Westchester County showed off its green chops on Thursday at the inaugural event planned by the newly formed Westchester and Rockland Programs Committee. New Rochelle Mayor Noam Bramson welcomed the packed house. He encouraged the architects, engineers, developers, and others in the room to keep working to improve the sustainability of buildings because they play a significant role in the health of our cities. He noted GreeNR, New Rochelle’s Sustainability Plan as one way the city is trying to improve infrastructure and reduce carbon emissions.
- Deborah Newborn (Sustainability Coordinator, Office of the Mayor, City of New Rochelle) spoke next to share the planning process and strategies used in GreeNR. Deborah noted the key steps in creating a sustainability plan:
- Know your current status – determine your carbon emissions so you can set goals.
- Identify common goals – you must set clear goals.
- Engage local citizens – talk to residents and businesses.
- Be specific – determine methods and metrics to measure progress.
- Stay flexible – make sure your plan can adapt and adjust as needed.
These steps were followed in the Hastings on Hudson plan described by Christina Griffin (Principal, Christina Griffin Architect P.C.) as well but Christina went on to talk about specific buildings capitalizing on this new plan. Her firm has been working on several “net-zero” home additions. By following the new energy code and providing much needed insulation to historic buildings, they’ve been able to add significant square footage to homes without increasing the overall energy consumption (which also saves money!). She also showed a LEED Platinum home and other high performance projects.

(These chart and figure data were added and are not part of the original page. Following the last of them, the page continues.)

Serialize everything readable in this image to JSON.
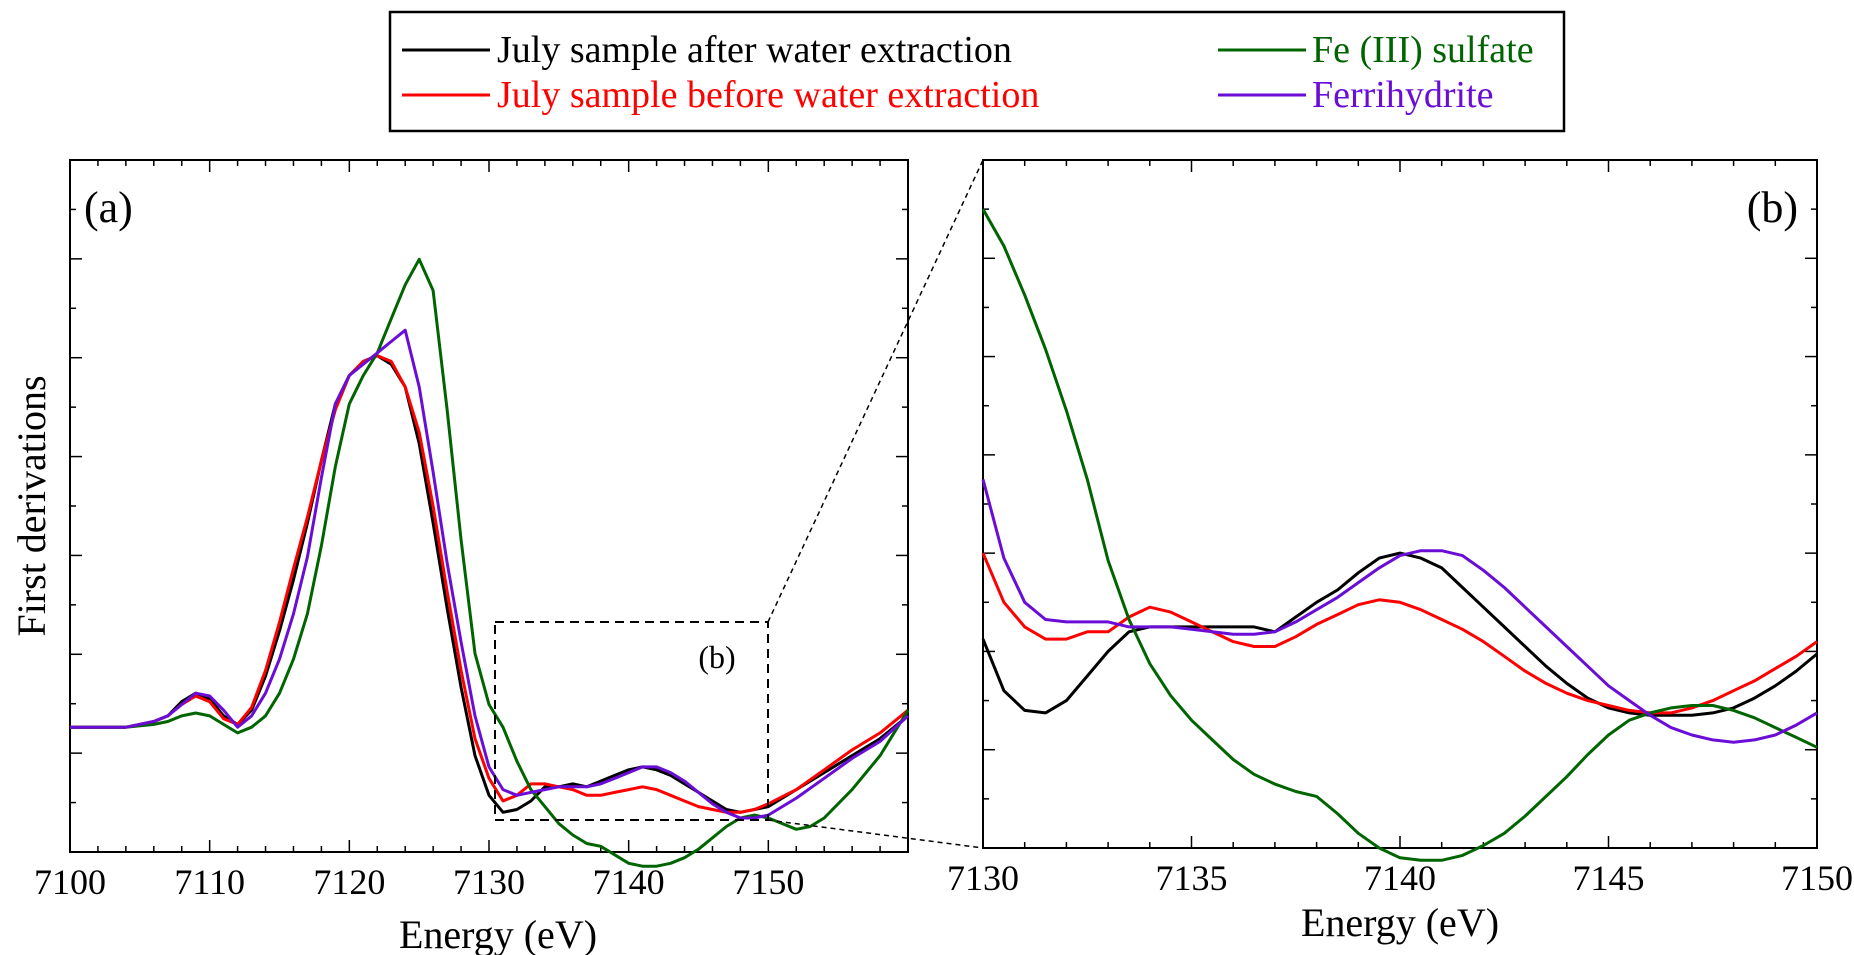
{
  "legend": {
    "entries": [
      {
        "label": "July sample after water extraction",
        "color": "#000000"
      },
      {
        "label": "July sample before water extraction",
        "color": "#ff0000"
      },
      {
        "label": "Fe (III) sulfate",
        "color": "#006400"
      },
      {
        "label": "Ferrihydrite",
        "color": "#6a0dd6"
      }
    ]
  },
  "chart_data": [
    {
      "type": "line",
      "panel_label": "(a)",
      "inset_label": "(b)",
      "xlabel": "Energy (eV)",
      "ylabel": "First derivations",
      "xlim": [
        7100,
        7160
      ],
      "ylim": [
        -0.22,
        1.0
      ],
      "x_ticks": [
        7100,
        7110,
        7120,
        7130,
        7140,
        7150
      ],
      "zoom_box": {
        "x": [
          7130,
          7150
        ],
        "y": [
          -0.2,
          0.08
        ]
      },
      "y_tick_labels": "none",
      "series": [
        {
          "name": "July sample after water extraction",
          "color": "#000000",
          "x": [
            7100,
            7104,
            7106,
            7107,
            7108,
            7109,
            7110,
            7111,
            7112,
            7113,
            7114,
            7115,
            7116,
            7117,
            7118,
            7119,
            7120,
            7121,
            7122,
            7123,
            7124,
            7125,
            7126,
            7127,
            7128,
            7129,
            7130,
            7131,
            7132,
            7133,
            7134,
            7135,
            7136,
            7137,
            7138,
            7139,
            7140,
            7141,
            7142,
            7143,
            7144,
            7145,
            7146,
            7147,
            7148,
            7149,
            7150,
            7152,
            7154,
            7156,
            7158,
            7160
          ],
          "y": [
            0.0,
            0.0,
            0.01,
            0.02,
            0.045,
            0.06,
            0.05,
            0.02,
            0.005,
            0.03,
            0.09,
            0.17,
            0.26,
            0.36,
            0.47,
            0.57,
            0.62,
            0.645,
            0.655,
            0.64,
            0.6,
            0.5,
            0.36,
            0.21,
            0.07,
            -0.05,
            -0.12,
            -0.15,
            -0.145,
            -0.13,
            -0.105,
            -0.105,
            -0.1,
            -0.105,
            -0.095,
            -0.085,
            -0.075,
            -0.07,
            -0.075,
            -0.085,
            -0.1,
            -0.115,
            -0.13,
            -0.145,
            -0.15,
            -0.145,
            -0.14,
            -0.11,
            -0.08,
            -0.05,
            -0.02,
            0.02
          ]
        },
        {
          "name": "July sample before water extraction",
          "color": "#ff0000",
          "x": [
            7100,
            7104,
            7106,
            7107,
            7108,
            7109,
            7110,
            7111,
            7112,
            7113,
            7114,
            7115,
            7116,
            7117,
            7118,
            7119,
            7120,
            7121,
            7122,
            7123,
            7124,
            7125,
            7126,
            7127,
            7128,
            7129,
            7130,
            7131,
            7132,
            7133,
            7134,
            7135,
            7136,
            7137,
            7138,
            7139,
            7140,
            7141,
            7142,
            7143,
            7144,
            7145,
            7146,
            7147,
            7148,
            7149,
            7150,
            7152,
            7154,
            7156,
            7158,
            7160
          ],
          "y": [
            0.0,
            0.0,
            0.01,
            0.02,
            0.04,
            0.055,
            0.045,
            0.015,
            0.005,
            0.035,
            0.1,
            0.185,
            0.28,
            0.37,
            0.47,
            0.56,
            0.62,
            0.645,
            0.655,
            0.645,
            0.6,
            0.52,
            0.39,
            0.24,
            0.1,
            -0.02,
            -0.09,
            -0.13,
            -0.12,
            -0.1,
            -0.1,
            -0.105,
            -0.11,
            -0.12,
            -0.12,
            -0.115,
            -0.11,
            -0.105,
            -0.11,
            -0.12,
            -0.13,
            -0.14,
            -0.145,
            -0.15,
            -0.15,
            -0.145,
            -0.135,
            -0.11,
            -0.075,
            -0.04,
            -0.01,
            0.03
          ]
        },
        {
          "name": "Fe (III) sulfate",
          "color": "#006400",
          "x": [
            7100,
            7104,
            7106,
            7107,
            7108,
            7109,
            7110,
            7111,
            7112,
            7113,
            7114,
            7115,
            7116,
            7117,
            7118,
            7119,
            7120,
            7121,
            7122,
            7123,
            7124,
            7125,
            7126,
            7127,
            7128,
            7129,
            7130,
            7131,
            7132,
            7133,
            7134,
            7135,
            7136,
            7137,
            7138,
            7139,
            7140,
            7141,
            7142,
            7143,
            7144,
            7145,
            7146,
            7147,
            7148,
            7149,
            7150,
            7151,
            7152,
            7153,
            7154,
            7156,
            7158,
            7160
          ],
          "y": [
            0.0,
            0.0,
            0.005,
            0.01,
            0.02,
            0.025,
            0.02,
            0.005,
            -0.01,
            0.0,
            0.02,
            0.06,
            0.12,
            0.2,
            0.32,
            0.46,
            0.57,
            0.62,
            0.66,
            0.72,
            0.78,
            0.825,
            0.77,
            0.56,
            0.33,
            0.13,
            0.04,
            0.0,
            -0.06,
            -0.11,
            -0.14,
            -0.17,
            -0.19,
            -0.205,
            -0.21,
            -0.225,
            -0.24,
            -0.245,
            -0.245,
            -0.24,
            -0.23,
            -0.215,
            -0.195,
            -0.175,
            -0.16,
            -0.155,
            -0.16,
            -0.17,
            -0.18,
            -0.175,
            -0.16,
            -0.11,
            -0.05,
            0.03
          ]
        },
        {
          "name": "Ferrihydrite",
          "color": "#6a0dd6",
          "x": [
            7100,
            7104,
            7106,
            7107,
            7108,
            7109,
            7110,
            7111,
            7112,
            7113,
            7114,
            7115,
            7116,
            7117,
            7118,
            7119,
            7120,
            7121,
            7122,
            7123,
            7124,
            7125,
            7126,
            7127,
            7128,
            7129,
            7130,
            7131,
            7132,
            7133,
            7134,
            7135,
            7136,
            7137,
            7138,
            7139,
            7140,
            7141,
            7142,
            7143,
            7144,
            7145,
            7146,
            7147,
            7148,
            7149,
            7150,
            7152,
            7154,
            7156,
            7158,
            7160
          ],
          "y": [
            0.0,
            0.0,
            0.01,
            0.02,
            0.04,
            0.06,
            0.055,
            0.03,
            0.0,
            0.02,
            0.06,
            0.12,
            0.2,
            0.3,
            0.44,
            0.57,
            0.62,
            0.64,
            0.66,
            0.68,
            0.7,
            0.6,
            0.45,
            0.29,
            0.15,
            0.02,
            -0.07,
            -0.11,
            -0.12,
            -0.115,
            -0.11,
            -0.105,
            -0.105,
            -0.105,
            -0.1,
            -0.09,
            -0.08,
            -0.07,
            -0.07,
            -0.08,
            -0.095,
            -0.115,
            -0.135,
            -0.15,
            -0.16,
            -0.16,
            -0.155,
            -0.125,
            -0.09,
            -0.055,
            -0.025,
            0.02
          ]
        }
      ]
    },
    {
      "type": "line",
      "panel_label": "(b)",
      "xlabel": "Energy (eV)",
      "ylabel": "",
      "xlim": [
        7130,
        7150
      ],
      "ylim": [
        -0.2,
        0.08
      ],
      "x_ticks": [
        7130,
        7135,
        7140,
        7145,
        7150
      ],
      "y_tick_labels": "none",
      "series": [
        {
          "name": "July sample after water extraction",
          "color": "#000000",
          "x": [
            7130,
            7130.5,
            7131,
            7131.5,
            7132,
            7132.5,
            7133,
            7133.5,
            7134,
            7134.5,
            7135,
            7135.5,
            7136,
            7136.5,
            7137,
            7137.5,
            7138,
            7138.5,
            7139,
            7139.5,
            7140,
            7140.5,
            7141,
            7141.5,
            7142,
            7142.5,
            7143,
            7143.5,
            7144,
            7144.5,
            7145,
            7145.5,
            7146,
            7146.5,
            7147,
            7147.5,
            7148,
            7148.5,
            7149,
            7149.5,
            7150
          ],
          "y": [
            -0.115,
            -0.136,
            -0.144,
            -0.145,
            -0.14,
            -0.13,
            -0.12,
            -0.112,
            -0.11,
            -0.11,
            -0.11,
            -0.11,
            -0.11,
            -0.11,
            -0.112,
            -0.106,
            -0.1,
            -0.095,
            -0.088,
            -0.082,
            -0.08,
            -0.082,
            -0.086,
            -0.094,
            -0.102,
            -0.11,
            -0.118,
            -0.126,
            -0.133,
            -0.139,
            -0.143,
            -0.145,
            -0.146,
            -0.146,
            -0.146,
            -0.145,
            -0.143,
            -0.139,
            -0.134,
            -0.128,
            -0.121
          ]
        },
        {
          "name": "July sample before water extraction",
          "color": "#ff0000",
          "x": [
            7130,
            7130.5,
            7131,
            7131.5,
            7132,
            7132.5,
            7133,
            7133.5,
            7134,
            7134.5,
            7135,
            7135.5,
            7136,
            7136.5,
            7137,
            7137.5,
            7138,
            7138.5,
            7139,
            7139.5,
            7140,
            7140.5,
            7141,
            7141.5,
            7142,
            7142.5,
            7143,
            7143.5,
            7144,
            7144.5,
            7145,
            7145.5,
            7146,
            7146.5,
            7147,
            7147.5,
            7148,
            7148.5,
            7149,
            7149.5,
            7150
          ],
          "y": [
            -0.08,
            -0.1,
            -0.11,
            -0.115,
            -0.115,
            -0.112,
            -0.112,
            -0.106,
            -0.102,
            -0.104,
            -0.108,
            -0.112,
            -0.116,
            -0.118,
            -0.118,
            -0.114,
            -0.109,
            -0.105,
            -0.101,
            -0.099,
            -0.1,
            -0.103,
            -0.107,
            -0.111,
            -0.116,
            -0.122,
            -0.128,
            -0.133,
            -0.137,
            -0.14,
            -0.142,
            -0.144,
            -0.145,
            -0.145,
            -0.143,
            -0.14,
            -0.136,
            -0.132,
            -0.127,
            -0.122,
            -0.116
          ]
        },
        {
          "name": "Fe (III) sulfate",
          "color": "#006400",
          "x": [
            7130,
            7130.5,
            7131,
            7131.5,
            7132,
            7132.5,
            7133,
            7133.5,
            7134,
            7134.5,
            7135,
            7135.5,
            7136,
            7136.5,
            7137,
            7137.5,
            7138,
            7138.5,
            7139,
            7139.5,
            7140,
            7140.5,
            7141,
            7141.5,
            7142,
            7142.5,
            7143,
            7143.5,
            7144,
            7144.5,
            7145,
            7145.5,
            7146,
            7146.5,
            7147,
            7147.5,
            7148,
            7148.5,
            7149,
            7149.5,
            7150
          ],
          "y": [
            0.06,
            0.045,
            0.025,
            0.003,
            -0.022,
            -0.05,
            -0.083,
            -0.107,
            -0.125,
            -0.138,
            -0.148,
            -0.156,
            -0.164,
            -0.17,
            -0.174,
            -0.177,
            -0.179,
            -0.186,
            -0.194,
            -0.2,
            -0.204,
            -0.205,
            -0.205,
            -0.203,
            -0.199,
            -0.194,
            -0.187,
            -0.179,
            -0.171,
            -0.162,
            -0.154,
            -0.148,
            -0.145,
            -0.143,
            -0.142,
            -0.142,
            -0.144,
            -0.147,
            -0.151,
            -0.155,
            -0.159
          ]
        },
        {
          "name": "Ferrihydrite",
          "color": "#6a0dd6",
          "x": [
            7130,
            7130.5,
            7131,
            7131.5,
            7132,
            7132.5,
            7133,
            7133.5,
            7134,
            7134.5,
            7135,
            7135.5,
            7136,
            7136.5,
            7137,
            7137.5,
            7138,
            7138.5,
            7139,
            7139.5,
            7140,
            7140.5,
            7141,
            7141.5,
            7142,
            7142.5,
            7143,
            7143.5,
            7144,
            7144.5,
            7145,
            7145.5,
            7146,
            7146.5,
            7147,
            7147.5,
            7148,
            7148.5,
            7149,
            7149.5,
            7150
          ],
          "y": [
            -0.05,
            -0.082,
            -0.1,
            -0.107,
            -0.108,
            -0.108,
            -0.108,
            -0.11,
            -0.11,
            -0.11,
            -0.111,
            -0.112,
            -0.113,
            -0.113,
            -0.112,
            -0.108,
            -0.103,
            -0.098,
            -0.092,
            -0.086,
            -0.081,
            -0.079,
            -0.079,
            -0.081,
            -0.087,
            -0.094,
            -0.102,
            -0.11,
            -0.118,
            -0.126,
            -0.134,
            -0.14,
            -0.146,
            -0.151,
            -0.154,
            -0.156,
            -0.157,
            -0.156,
            -0.154,
            -0.15,
            -0.145
          ]
        }
      ]
    }
  ]
}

These projects are in good company as we heard from Steve Abbattista (Principal, OLA Consulting Engineers) who provided an overview of more than ten LEED certified projects in the area. These projects ranged from an aviation center to commercial office space and residences. Steve noted that most clients are asking for ways to limit upfront costs while saving on long-term operations. Energy and water efficiency along with simple thoughtful approaches, like massive ceiling fans in the airplane hanger and simple air sealing of windows and doors, goes a long way to providing short paybacks.
From what we saw on Thursday, it’s clear there are a lot of green policy shifts and projects happening north of New York City. Residents are taking an active role in the greening of Westchester and Rockland Counties and it’s great to see that enthusiasm emanate throughout the room at our kickoff event. I can’t wait to see what the Westchester and Rockland Programs Committee plans next.